Each month we highlight research from the Black Duck Security Research team in Belfast. This month’s vulnerability followed an unusual path through more than half a decade.
The story begins in April 2016, when Tenable researcher Jacob Baines and the Tenable Network Security team identified an unsafe Java deserialization vulnerability in Spring Framework. They found that if an application uses Spring Framework’s HttpInvokerServiceExporter library to deserialize untrusted data, it may be possible for a remote attacker to execute code on the server through the manipulation of input data.
The discovery and PoC provided by Tenable were rejected by the Zero Day Initiative, however, before the vulnerability was brought to the attention of the Pivotal Security team. On May 4, 2016, the Spring Framework team responded that this was not unintentional behavior, and provided the following commentary:
“Do not use Java serialization for external endpoints, in particular not for unauthorized ones. HTTP invoker is not a well-kept secret (or an ‘oversight’) but rather the typical case of how a Spring application would expose serialization endpoints to begin with… he has a point that we should make this case all across our documentation, including the javadoc. But I don’t really see a CVE case here, just a documentation improvement.”

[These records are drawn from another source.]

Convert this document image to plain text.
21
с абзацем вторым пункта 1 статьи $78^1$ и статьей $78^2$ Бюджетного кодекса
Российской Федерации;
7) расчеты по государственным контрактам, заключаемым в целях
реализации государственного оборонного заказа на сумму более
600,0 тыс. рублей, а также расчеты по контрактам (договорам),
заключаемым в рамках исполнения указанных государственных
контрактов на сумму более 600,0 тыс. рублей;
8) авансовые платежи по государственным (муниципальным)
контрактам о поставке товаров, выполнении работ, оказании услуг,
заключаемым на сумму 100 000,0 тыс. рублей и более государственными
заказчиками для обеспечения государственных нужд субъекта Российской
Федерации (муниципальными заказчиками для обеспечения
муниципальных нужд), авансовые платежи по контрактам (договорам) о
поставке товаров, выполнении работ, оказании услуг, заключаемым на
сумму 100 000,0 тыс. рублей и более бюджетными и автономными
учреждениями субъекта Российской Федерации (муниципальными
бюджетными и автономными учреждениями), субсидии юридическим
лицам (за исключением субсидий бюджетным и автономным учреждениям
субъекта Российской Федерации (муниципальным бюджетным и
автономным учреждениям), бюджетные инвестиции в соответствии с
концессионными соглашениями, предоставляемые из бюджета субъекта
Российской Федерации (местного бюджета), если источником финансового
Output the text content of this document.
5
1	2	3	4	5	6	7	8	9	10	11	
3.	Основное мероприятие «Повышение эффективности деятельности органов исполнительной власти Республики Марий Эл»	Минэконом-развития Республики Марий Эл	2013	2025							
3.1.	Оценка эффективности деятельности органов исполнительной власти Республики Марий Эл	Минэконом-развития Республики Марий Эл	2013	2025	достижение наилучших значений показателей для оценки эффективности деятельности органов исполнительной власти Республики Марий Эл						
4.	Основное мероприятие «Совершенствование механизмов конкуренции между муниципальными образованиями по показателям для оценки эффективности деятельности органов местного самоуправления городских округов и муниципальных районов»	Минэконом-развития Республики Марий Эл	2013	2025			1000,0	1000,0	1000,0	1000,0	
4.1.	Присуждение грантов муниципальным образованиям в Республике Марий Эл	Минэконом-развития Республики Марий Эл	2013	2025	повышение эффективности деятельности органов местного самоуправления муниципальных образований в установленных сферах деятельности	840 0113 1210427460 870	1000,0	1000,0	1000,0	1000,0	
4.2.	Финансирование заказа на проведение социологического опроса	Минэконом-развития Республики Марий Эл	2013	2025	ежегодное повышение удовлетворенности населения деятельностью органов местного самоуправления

While the Pivotal team acknowledged the dangers of untrusted input streams, it left the responsibility for safe configuration and use to developers. Pivotal followed up by including a warning to developers in the subsequent 4.2.6 and 3.2.17 release documentation.
The Black Duck® Security Research team in Belfast authored and published BDSA-2016-1700 to document this vulnerability. Our research concluded that the vendor’s position holds, and that the documented warning was sufficient. Having identified the specific code commit that introduced the contentious code, we determined that versions 3.0.0 to 3.2.16, and versions 4.0.0 to 4.2.5 was the correct vulnerable range.
A CVE was assigned to this issue in August 2016, but it was not fully analyzed by the National Vulnerability Database (NVD) until January 2020. Initial analysis listed just one affected version, 4.1.4. But in April 2022, this CVE was analyzed again, and the affected version range was changed to all versions up to and including 5.3.16.
A Spring Framework maintainer responded.
“Why the CVE was republished again this month, I do not know. We did not publish it in the first place, so it is not ours to begin with. Having said that, it can be used as a reminder to check that there are no HTTP Invoker endpoints exposed to untrusted clients. If there are none, then nothing further to do.”
The CVE was updated again in May 2022, and the affected versions are now considered all up to (but excluding) 6.0.0.
As a result of the April 2022 NVD update, CVE-2016-1000027 was flagged against all Spring Framework versions, up to and including 5.3.16, causing questions about its sudden appearance on security scan results. In some cases, the appearance of an RCE vulnerability on a software Bill of Materials triggered delays in software release schedules.
It’s not uncommon for a vulnerability to be raised and then for the software vendor to reject the issue as intended behavior and settle the matter with an update to documentation. It is valid argument that these issues are not vulnerabilities per se and shouldn’t be treated as such. However, as the Spring Framework maintainer says, the advisory serves as a useful reminder. Although there is no remediation advice we can offer, we plan to continue flagging these issues in our BDSA feed when we are aware of them, and provide what can be essential knowledge from vendor to developer.